One key thing about App Cloud Mobile is that we need to change how we build apps, as we need more developers. Kumar noted, “There’s a huge demand for apps on mobile.” And while there’s that demand, another set of directions needs to be met: “Apps need to be beautiful, they need to be secure, and they need to be connected to different data sources,” she said. While it’s easy to think of Salesforce as a CRM SaaS vendor, it’s spent much of the last few years building a hefty development platform and bringing in folks from developer-centric companies like Google and Microsoft to run it. That’s given it three different platforms thatit can use to build low-code applications focusing on mobile.

The first,, is the direct descendant of its original APEX development environment, allowing you to build applications on top of the Salesforce service and its data. Closely related is Lightning, a set of components that can build applications inside the Salesforce 1 mobile app.
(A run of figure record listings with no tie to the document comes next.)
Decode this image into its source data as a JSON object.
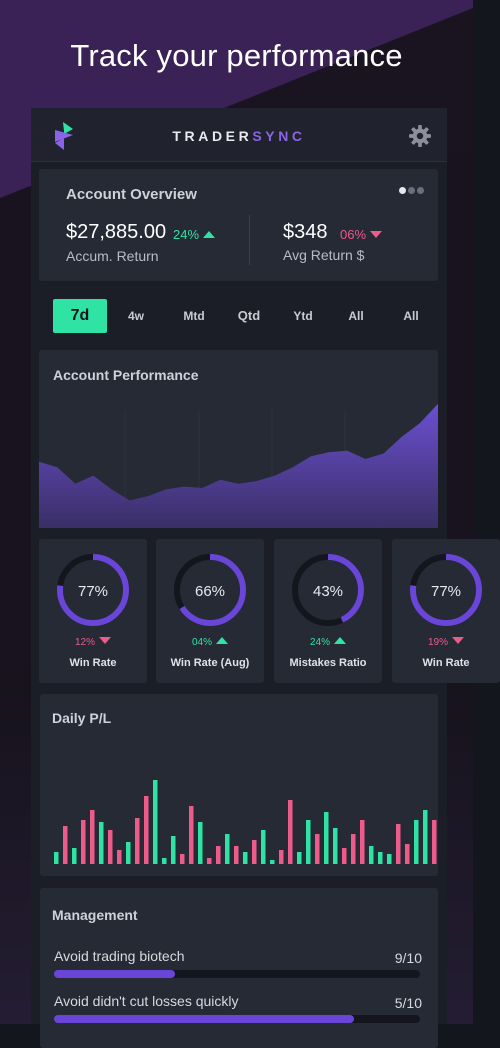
{
  "headline": "Track your performance",
  "brand": {
    "part1": "TRADER",
    "part2": "SYNC"
  },
  "overview": {
    "title": "Account Overview",
    "accum_value": "$27,885.00",
    "accum_change": "24%",
    "accum_label": "Accum. Return",
    "avg_value": "$348",
    "avg_change": "06%",
    "avg_label": "Avg Return $",
    "pages": 3,
    "active_page": 0
  },
  "tabs": [
    {
      "label": "7d",
      "active": true
    },
    {
      "label": "4w",
      "active": false
    },
    {
      "label": "Mtd",
      "active": false
    },
    {
      "label": "Qtd",
      "active": false
    },
    {
      "label": "Ytd",
      "active": false
    },
    {
      "label": "All",
      "active": false
    },
    {
      "label": "All",
      "active": false
    }
  ],
  "performance": {
    "title": "Account Performance",
    "values": [
      48,
      44,
      32,
      38,
      28,
      20,
      23,
      28,
      30,
      29,
      35,
      32,
      34,
      38,
      44,
      52,
      55,
      56,
      50,
      54,
      66,
      76,
      90
    ]
  },
  "gauges": [
    {
      "value": 77,
      "value_text": "77%",
      "change": "12%",
      "direction": "down",
      "label": "Win Rate"
    },
    {
      "value": 66,
      "value_text": "66%",
      "change": "04%",
      "direction": "up",
      "label": "Win Rate (Aug)"
    },
    {
      "value": 43,
      "value_text": "43%",
      "change": "24%",
      "direction": "up",
      "label": "Mistakes Ratio"
    },
    {
      "value": 77,
      "value_text": "77%",
      "change": "19%",
      "direction": "down",
      "label": "Win Rate"
    }
  ],
  "daily_pl": {
    "title": "Daily P/L",
    "bars": [
      {
        "v": 12,
        "c": "g"
      },
      {
        "v": 38,
        "c": "r"
      },
      {
        "v": 16,
        "c": "g"
      },
      {
        "v": 44,
        "c": "r"
      },
      {
        "v": 54,
        "c": "r"
      },
      {
        "v": 42,
        "c": "g"
      },
      {
        "v": 34,
        "c": "r"
      },
      {
        "v": 14,
        "c": "r"
      },
      {
        "v": 22,
        "c": "g"
      },
      {
        "v": 46,
        "c": "r"
      },
      {
        "v": 68,
        "c": "r"
      },
      {
        "v": 84,
        "c": "g"
      },
      {
        "v": 6,
        "c": "g"
      },
      {
        "v": 28,
        "c": "g"
      },
      {
        "v": 10,
        "c": "r"
      },
      {
        "v": 58,
        "c": "r"
      },
      {
        "v": 42,
        "c": "g"
      },
      {
        "v": 6,
        "c": "r"
      },
      {
        "v": 18,
        "c": "r"
      },
      {
        "v": 30,
        "c": "g"
      },
      {
        "v": 18,
        "c": "r"
      },
      {
        "v": 12,
        "c": "g"
      },
      {
        "v": 24,
        "c": "r"
      },
      {
        "v": 34,
        "c": "g"
      },
      {
        "v": 4,
        "c": "g"
      },
      {
        "v": 14,
        "c": "r"
      },
      {
        "v": 64,
        "c": "r"
      },
      {
        "v": 12,
        "c": "g"
      },
      {
        "v": 44,
        "c": "g"
      },
      {
        "v": 30,
        "c": "r"
      },
      {
        "v": 52,
        "c": "g"
      },
      {
        "v": 36,
        "c": "g"
      },
      {
        "v": 16,
        "c": "r"
      },
      {
        "v": 30,
        "c": "r"
      },
      {
        "v": 44,
        "c": "r"
      },
      {
        "v": 18,
        "c": "g"
      },
      {
        "v": 12,
        "c": "g"
      },
      {
        "v": 10,
        "c": "g"
      },
      {
        "v": 40,
        "c": "r"
      },
      {
        "v": 20,
        "c": "r"
      },
      {
        "v": 44,
        "c": "g"
      },
      {
        "v": 54,
        "c": "g"
      },
      {
        "v": 44,
        "c": "r"
      }
    ]
  },
  "management": {
    "title": "Management",
    "items": [
      {
        "label": "Avoid trading biotech",
        "score": "9/10",
        "fill": 0.33
      },
      {
        "label": "Avoid didn't cut losses quickly",
        "score": "5/10",
        "fill": 0.82
      }
    ]
  },
  "colors": {
    "accent_green": "#2ee3a3",
    "accent_red": "#ec5b8a",
    "accent_purple": "#6a46d8"
  }
}
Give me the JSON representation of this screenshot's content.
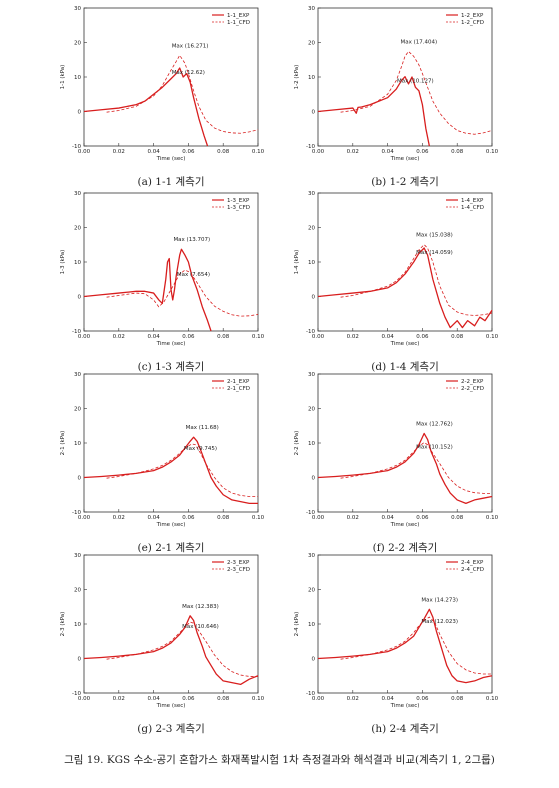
{
  "figure_caption": "그림 19. KGS 수소-공기 혼합가스 화재폭발시험 1차 측정결과와 해석결과 비교(계측기 1, 2그룹)",
  "colors": {
    "series": "#d81e1e",
    "axis": "#333333"
  },
  "chart_data": [
    {
      "type": "line",
      "caption": "(a) 1-1 계측기",
      "xlabel": "Time (sec)",
      "ylabel": "1-1 (kPa)",
      "xlim": [
        0,
        0.1
      ],
      "ylim": [
        -10,
        30
      ],
      "xticks": [
        "0.00",
        "0.02",
        "0.04",
        "0.06",
        "0.08",
        "0.10"
      ],
      "yticks": [
        "-10",
        "0",
        "10",
        "20",
        "30"
      ],
      "legend_position": "top-right",
      "series": [
        {
          "name": "1-1_EXP",
          "style": "solid",
          "x": [
            0,
            0.01,
            0.02,
            0.03,
            0.035,
            0.04,
            0.045,
            0.05,
            0.053,
            0.055,
            0.057,
            0.059,
            0.061,
            0.063,
            0.066,
            0.069,
            0.071
          ],
          "y": [
            0,
            0.5,
            1,
            2,
            3,
            5,
            7,
            9.5,
            11,
            12.6,
            10,
            11,
            8.5,
            4,
            -2,
            -7,
            -10
          ]
        },
        {
          "name": "1-1_CFD",
          "style": "dashed",
          "x": [
            0.013,
            0.02,
            0.03,
            0.04,
            0.045,
            0.05,
            0.053,
            0.055,
            0.058,
            0.06,
            0.063,
            0.066,
            0.07,
            0.075,
            0.08,
            0.085,
            0.09,
            0.095,
            0.1
          ],
          "y": [
            -0.2,
            0.3,
            1.5,
            4.5,
            7.5,
            12,
            14.5,
            16.27,
            14,
            11,
            6,
            1.5,
            -2.5,
            -4.8,
            -5.8,
            -6.2,
            -6.3,
            -5.9,
            -5.3
          ]
        }
      ],
      "annotations": [
        {
          "text": "Max (16.271)",
          "x": 0.055,
          "y": 16.271
        },
        {
          "text": "Max (12.62)",
          "x": 0.055,
          "y": 12.62
        }
      ]
    },
    {
      "type": "line",
      "caption": "(b) 1-2 계측기",
      "xlabel": "Time (sec)",
      "ylabel": "1-2 (kPa)",
      "xlim": [
        0,
        0.1
      ],
      "ylim": [
        -10,
        30
      ],
      "xticks": [
        "0.00",
        "0.02",
        "0.04",
        "0.06",
        "0.08",
        "0.10"
      ],
      "yticks": [
        "-10",
        "0",
        "10",
        "20",
        "30"
      ],
      "legend_position": "top-right",
      "series": [
        {
          "name": "1-2_EXP",
          "style": "solid",
          "x": [
            0,
            0.01,
            0.02,
            0.022,
            0.023,
            0.025,
            0.03,
            0.04,
            0.045,
            0.048,
            0.05,
            0.052,
            0.054,
            0.056,
            0.058,
            0.06,
            0.062,
            0.064
          ],
          "y": [
            0,
            0.5,
            1,
            -0.5,
            1.2,
            1.3,
            2,
            4,
            6.5,
            9,
            10.1,
            8,
            10,
            7,
            6,
            2,
            -5,
            -10
          ]
        },
        {
          "name": "1-2_CFD",
          "style": "dashed",
          "x": [
            0.013,
            0.02,
            0.03,
            0.04,
            0.045,
            0.048,
            0.05,
            0.052,
            0.055,
            0.058,
            0.06,
            0.063,
            0.066,
            0.07,
            0.075,
            0.08,
            0.085,
            0.09,
            0.095,
            0.1
          ],
          "y": [
            -0.2,
            0.3,
            1.5,
            5,
            9,
            13,
            16,
            17.4,
            16,
            13.5,
            11,
            7,
            3,
            -0.5,
            -3.5,
            -5.5,
            -6.3,
            -6.6,
            -6.2,
            -5.5
          ]
        }
      ],
      "annotations": [
        {
          "text": "Max (17.404)",
          "x": 0.052,
          "y": 17.404
        },
        {
          "text": "Max (10.127)",
          "x": 0.05,
          "y": 10.127
        }
      ]
    },
    {
      "type": "line",
      "caption": "(c) 1-3 계측기",
      "xlabel": "Time (sec)",
      "ylabel": "1-3 (kPa)",
      "xlim": [
        0,
        0.1
      ],
      "ylim": [
        -10,
        30
      ],
      "xticks": [
        "0.00",
        "0.02",
        "0.04",
        "0.06",
        "0.08",
        "0.10"
      ],
      "yticks": [
        "-10",
        "0",
        "10",
        "20",
        "30"
      ],
      "legend_position": "top-right",
      "series": [
        {
          "name": "1-3_EXP",
          "style": "solid",
          "x": [
            0,
            0.01,
            0.02,
            0.03,
            0.035,
            0.04,
            0.043,
            0.045,
            0.047,
            0.048,
            0.049,
            0.05,
            0.051,
            0.052,
            0.053,
            0.054,
            0.055,
            0.056,
            0.058,
            0.06,
            0.062,
            0.065,
            0.068,
            0.071,
            0.073
          ],
          "y": [
            0,
            0.5,
            1,
            1.5,
            1.5,
            1,
            -1,
            -2,
            5,
            10,
            11,
            2,
            -1,
            2,
            6,
            9,
            12,
            13.7,
            12,
            10,
            6,
            2,
            -3,
            -7,
            -10
          ]
        },
        {
          "name": "1-3_CFD",
          "style": "dashed",
          "x": [
            0.013,
            0.02,
            0.03,
            0.035,
            0.04,
            0.043,
            0.046,
            0.05,
            0.055,
            0.058,
            0.061,
            0.065,
            0.07,
            0.075,
            0.08,
            0.085,
            0.09,
            0.095,
            0.1
          ],
          "y": [
            -0.2,
            0.3,
            1,
            0.8,
            -1,
            -3,
            -1.5,
            2,
            6.5,
            7.65,
            7,
            4,
            0,
            -2.8,
            -4.3,
            -5.3,
            -5.7,
            -5.6,
            -5.2
          ]
        }
      ],
      "annotations": [
        {
          "text": "Max (13.707)",
          "x": 0.056,
          "y": 13.707
        },
        {
          "text": "Max (7.654)",
          "x": 0.058,
          "y": 7.654
        }
      ]
    },
    {
      "type": "line",
      "caption": "(d) 1-4 계측기",
      "xlabel": "Time (sec)",
      "ylabel": "1-4 (kPa)",
      "xlim": [
        0,
        0.1
      ],
      "ylim": [
        -10,
        30
      ],
      "xticks": [
        "0.00",
        "0.02",
        "0.04",
        "0.06",
        "0.08",
        "0.10"
      ],
      "yticks": [
        "-10",
        "0",
        "10",
        "20",
        "30"
      ],
      "legend_position": "top-right",
      "series": [
        {
          "name": "1-4_EXP",
          "style": "solid",
          "x": [
            0,
            0.01,
            0.02,
            0.03,
            0.04,
            0.045,
            0.05,
            0.055,
            0.058,
            0.061,
            0.063,
            0.066,
            0.07,
            0.073,
            0.076,
            0.08,
            0.083,
            0.086,
            0.09,
            0.093,
            0.096,
            0.1
          ],
          "y": [
            0,
            0.5,
            1,
            1.5,
            2.5,
            4,
            6.5,
            10,
            12.5,
            14.06,
            12,
            5,
            -2,
            -6,
            -9,
            -7,
            -9,
            -7,
            -8.5,
            -6,
            -7,
            -4
          ]
        },
        {
          "name": "1-4_CFD",
          "style": "dashed",
          "x": [
            0.013,
            0.02,
            0.03,
            0.04,
            0.045,
            0.05,
            0.055,
            0.058,
            0.061,
            0.063,
            0.066,
            0.07,
            0.075,
            0.08,
            0.085,
            0.09,
            0.095,
            0.1
          ],
          "y": [
            -0.2,
            0.3,
            1.5,
            3,
            4.5,
            7,
            11,
            13.5,
            15.04,
            14,
            10,
            3,
            -2.5,
            -4.5,
            -5.3,
            -5.5,
            -5.3,
            -4.8
          ]
        }
      ],
      "annotations": [
        {
          "text": "Max (15.038)",
          "x": 0.061,
          "y": 15.038
        },
        {
          "text": "Max (14.059)",
          "x": 0.061,
          "y": 14.059
        }
      ]
    },
    {
      "type": "line",
      "caption": "(e) 2-1 계측기",
      "xlabel": "Time (sec)",
      "ylabel": "2-1 (kPa)",
      "xlim": [
        0,
        0.1
      ],
      "ylim": [
        -10,
        30
      ],
      "xticks": [
        "0.00",
        "0.02",
        "0.04",
        "0.06",
        "0.08",
        "0.10"
      ],
      "yticks": [
        "-10",
        "0",
        "10",
        "20",
        "30"
      ],
      "legend_position": "top-right",
      "series": [
        {
          "name": "2-1_EXP",
          "style": "solid",
          "x": [
            0,
            0.01,
            0.02,
            0.03,
            0.04,
            0.045,
            0.05,
            0.055,
            0.058,
            0.061,
            0.063,
            0.065,
            0.067,
            0.07,
            0.073,
            0.076,
            0.08,
            0.085,
            0.09,
            0.095,
            0.1
          ],
          "y": [
            0,
            0.3,
            0.7,
            1.2,
            2,
            3,
            4.5,
            6.5,
            8.5,
            10.5,
            11.68,
            10.5,
            8,
            4,
            0,
            -2.5,
            -5,
            -6.5,
            -7,
            -7.5,
            -7.5
          ]
        },
        {
          "name": "2-1_CFD",
          "style": "dashed",
          "x": [
            0.013,
            0.02,
            0.03,
            0.04,
            0.045,
            0.05,
            0.055,
            0.058,
            0.062,
            0.064,
            0.067,
            0.07,
            0.075,
            0.08,
            0.085,
            0.09,
            0.095,
            0.1
          ],
          "y": [
            -0.2,
            0.3,
            1.2,
            2.5,
            3.5,
            5,
            7,
            8.5,
            9.74,
            9.5,
            7,
            4,
            0,
            -3,
            -4.5,
            -5.2,
            -5.5,
            -5.5
          ]
        }
      ],
      "annotations": [
        {
          "text": "Max (11.68)",
          "x": 0.063,
          "y": 11.68
        },
        {
          "text": "Max (9.745)",
          "x": 0.062,
          "y": 9.745
        }
      ]
    },
    {
      "type": "line",
      "caption": "(f) 2-2 계측기",
      "xlabel": "Time (sec)",
      "ylabel": "2-2 (kPa)",
      "xlim": [
        0,
        0.1
      ],
      "ylim": [
        -10,
        30
      ],
      "xticks": [
        "0.00",
        "0.02",
        "0.04",
        "0.06",
        "0.08",
        "0.10"
      ],
      "yticks": [
        "-10",
        "0",
        "10",
        "20",
        "30"
      ],
      "legend_position": "top-right",
      "series": [
        {
          "name": "2-2_EXP",
          "style": "solid",
          "x": [
            0,
            0.01,
            0.02,
            0.03,
            0.04,
            0.045,
            0.05,
            0.055,
            0.058,
            0.061,
            0.063,
            0.065,
            0.068,
            0.07,
            0.073,
            0.076,
            0.08,
            0.085,
            0.09,
            0.095,
            0.1
          ],
          "y": [
            0,
            0.3,
            0.7,
            1.2,
            2,
            3,
            4.5,
            7,
            9.5,
            12.76,
            11,
            7.5,
            4,
            1,
            -2,
            -4.5,
            -6.5,
            -7.5,
            -6.5,
            -6,
            -5.5
          ]
        },
        {
          "name": "2-2_CFD",
          "style": "dashed",
          "x": [
            0.013,
            0.02,
            0.03,
            0.04,
            0.045,
            0.05,
            0.055,
            0.058,
            0.061,
            0.063,
            0.066,
            0.07,
            0.075,
            0.08,
            0.085,
            0.09,
            0.095,
            0.1
          ],
          "y": [
            -0.2,
            0.3,
            1.2,
            2.5,
            3.5,
            5,
            7.5,
            9,
            10.15,
            9.5,
            7,
            4,
            0,
            -2.5,
            -3.8,
            -4.4,
            -4.6,
            -4.6
          ]
        }
      ],
      "annotations": [
        {
          "text": "Max (12.762)",
          "x": 0.061,
          "y": 12.762
        },
        {
          "text": "Max (10.152)",
          "x": 0.061,
          "y": 10.152
        }
      ]
    },
    {
      "type": "line",
      "caption": "(g) 2-3 계측기",
      "xlabel": "Time (sec)",
      "ylabel": "2-3 (kPa)",
      "xlim": [
        0,
        0.1
      ],
      "ylim": [
        -10,
        30
      ],
      "xticks": [
        "0.00",
        "0.02",
        "0.04",
        "0.06",
        "0.08",
        "0.10"
      ],
      "yticks": [
        "-10",
        "0",
        "10",
        "20",
        "30"
      ],
      "legend_position": "top-right",
      "series": [
        {
          "name": "2-3_EXP",
          "style": "solid",
          "x": [
            0,
            0.01,
            0.02,
            0.03,
            0.04,
            0.045,
            0.05,
            0.055,
            0.058,
            0.061,
            0.063,
            0.065,
            0.068,
            0.07,
            0.073,
            0.076,
            0.08,
            0.085,
            0.09,
            0.095,
            0.1
          ],
          "y": [
            0,
            0.3,
            0.7,
            1.2,
            2,
            3,
            4.5,
            7,
            9,
            12.38,
            11,
            7.5,
            3.5,
            0.5,
            -2,
            -4.5,
            -6.5,
            -7,
            -7.5,
            -6,
            -5
          ]
        },
        {
          "name": "2-3_CFD",
          "style": "dashed",
          "x": [
            0.013,
            0.02,
            0.03,
            0.04,
            0.045,
            0.05,
            0.055,
            0.058,
            0.061,
            0.063,
            0.066,
            0.07,
            0.075,
            0.08,
            0.085,
            0.09,
            0.095,
            0.1
          ],
          "y": [
            -0.2,
            0.3,
            1.2,
            2.5,
            3.5,
            5,
            7.5,
            9,
            10.6,
            10.2,
            8,
            5,
            1,
            -2,
            -3.8,
            -4.8,
            -5.2,
            -5.2
          ]
        }
      ],
      "annotations": [
        {
          "text": "Max (12.383)",
          "x": 0.061,
          "y": 12.383
        },
        {
          "text": "Max (10.646)",
          "x": 0.061,
          "y": 10.646
        }
      ]
    },
    {
      "type": "line",
      "caption": "(h) 2-4 계측기",
      "xlabel": "Time (sec)",
      "ylabel": "2-4 (kPa)",
      "xlim": [
        0,
        0.1
      ],
      "ylim": [
        -10,
        30
      ],
      "xticks": [
        "0.00",
        "0.02",
        "0.04",
        "0.06",
        "0.08",
        "0.10"
      ],
      "yticks": [
        "-10",
        "0",
        "10",
        "20",
        "30"
      ],
      "legend_position": "top-right",
      "series": [
        {
          "name": "2-4_EXP",
          "style": "solid",
          "x": [
            0,
            0.01,
            0.02,
            0.03,
            0.04,
            0.045,
            0.05,
            0.055,
            0.058,
            0.061,
            0.064,
            0.066,
            0.068,
            0.071,
            0.074,
            0.077,
            0.08,
            0.085,
            0.09,
            0.095,
            0.1
          ],
          "y": [
            0,
            0.3,
            0.7,
            1.2,
            2,
            3,
            4.5,
            6.5,
            9,
            11.5,
            14.27,
            12,
            8,
            3,
            -2,
            -5,
            -6.5,
            -7,
            -6.5,
            -5.5,
            -5
          ]
        },
        {
          "name": "2-4_CFD",
          "style": "dashed",
          "x": [
            0.013,
            0.02,
            0.03,
            0.04,
            0.045,
            0.05,
            0.055,
            0.058,
            0.061,
            0.064,
            0.067,
            0.07,
            0.075,
            0.08,
            0.085,
            0.09,
            0.095,
            0.1
          ],
          "y": [
            -0.2,
            0.3,
            1.2,
            2.5,
            3.5,
            5,
            7.5,
            9.5,
            11,
            12.02,
            10.5,
            7,
            2,
            -1.5,
            -3.3,
            -4.2,
            -4.5,
            -4.5
          ]
        }
      ],
      "annotations": [
        {
          "text": "Max (14.273)",
          "x": 0.064,
          "y": 14.273
        },
        {
          "text": "Max (12.023)",
          "x": 0.064,
          "y": 12.023
        }
      ]
    }
  ]
}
Finally, there’s Heroku, a pioneering PaaS development platform that can quickly run bundles of code and host data and API integration.

App Cloud Mobile bundles the three services together, allowing you to manage your users and your developers, controlling access to services and data while giving you a way of distributing code both inside and outside your business. Business users can use low code techniques to drag-and-drop Lightning components into applications. At the same time, developers can continue using their choice of tools and languages, making it possible for developers and users to collaborate on new apps.

The bundle’s heart is an SDK that handles identity and secure data access. Developers building end-user apps can work with familiar technologies like Apache Cordova to create code that will run on any mobile platform using HTML, CSS, and JavaScript. External data and APIs can be brought into an app using Heroku Connect, which lets you map fields between databases and link code to Salesforce data. With Salesforce at the heart of the platform, there’s a strong focus on understanding customer interactions, and you can analyze how users are working with an app.